Von Daniela Apel 26.01.2013, 02:17

Zerbst l "Das ist das Neue Haus", identifizieren gestern viele Leser sofort das markante Gebäude auf dem historischen Heimatfoto. "Das ist an der Ecke Markt/Brüderstraße", platzieren sie das Motiv richtig in die Zerbster Stadtmitte. "Heute steht dort das Generationenhaus", erklärt Ronald Peter aus Grimme.

"Ich kenne es nur als Ruine", schildert Helmut Lehmann aus Zerbst, wie dort bis zum Luftangriff Ende des Zweiten Weltkrieges ein Teil der Stadtverwaltung untergebracht war. "Im Rathaus war kein Platz mehr", gibt Lisbeth Straube die Erzählungen ihres Vaters wieder, der in dem eindrucksvollen Bau wie ihr Mann zur Schule gegangen sei. "Ich habe mich sehr gefreut, als ich das Bild heute in der Zeitung gesehen habe." Zugleich erwähnt die Deetzerin die Überlieferung, dass wohl Wallenstein und Mansfeld während des Dreißigjährigen Krieges hier übernachtet hätten ...

"Schade, dass das Gebäude abgerissen wurde", erklärt Gudrun Franke. Sie berichtet vom "riesigen Keller", in dem Obst gelagert wurde. "Es roch nach Äpfeln", sagt sie. Zu DDR-Zeiten sei an der Stelle dann eine feststehende Tribüne errichtet worden und ein Flachbau, in dem es einen Gemüseladen gab. Zudem weiß die Zerbsterin von ihrem Schwiegervater von der einstigen Mädchenmittelschule im Neuen Haus.

"Meine Mutter ging dort zur Schule", verrät Reiner Fritze. Er selbst hat als Junge in den Trümmern des zerstörten Gebäudes gespielt. "Ich habe beobachtet, wie die Zinnen mit Seilen heruntergezogen wurden", plaudert Werner Mittelstraß aus seiner Kindheit. "Die Fassade war noch gut erhalten", bemerkt der Zerbster.
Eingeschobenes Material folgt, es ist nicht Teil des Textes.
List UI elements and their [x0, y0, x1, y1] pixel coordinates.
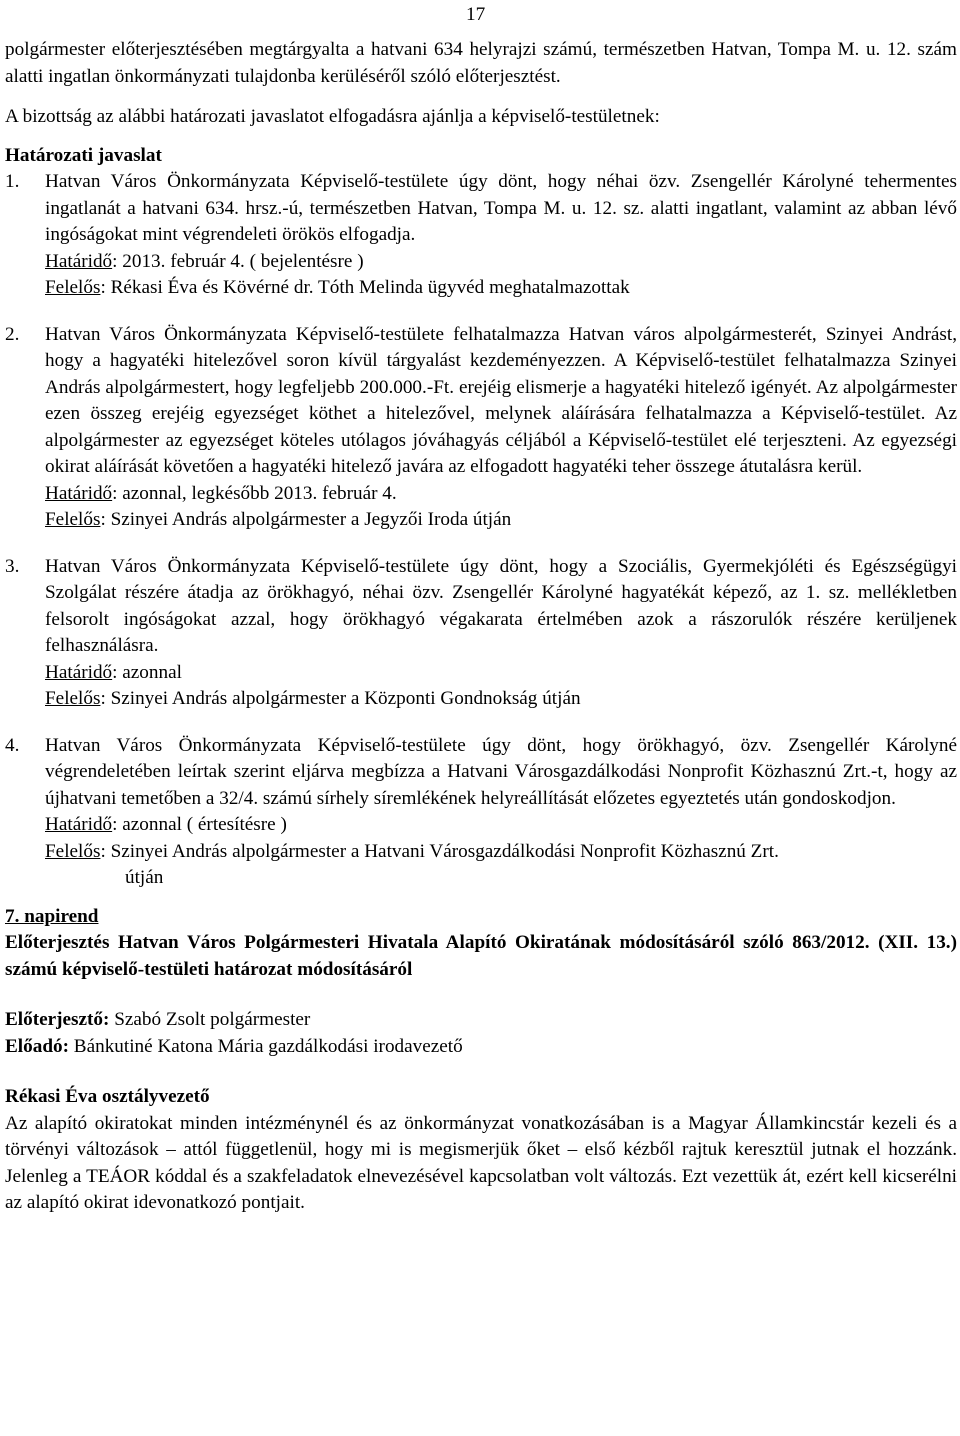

Das kann Helmut Syring bestätigen. "Relativ gut erhalten war das sehr schöne Sandsteinportal. Es existiert wohl noch in Teilen und ich hatte gehofft, es würde bei der Umgestaltung der Marktbebauung einen würdigen Platz bekommen", schickt er mit seinen Erinnerungen nicht nur ein Foto vom schmucken Renaissanceportal mit, sondern ebenfalls vom Abriss der Ruine des Neuen Hauses. Dieses wurde seines Wissens nach zwischen 1537 und 1547 vom Architekten Ludwig Binder erbaut und am 16. April 1945 zerstört.

"Ich habe beobachtet, wie die Zinnen mit Seilen heruntergezogen wurden."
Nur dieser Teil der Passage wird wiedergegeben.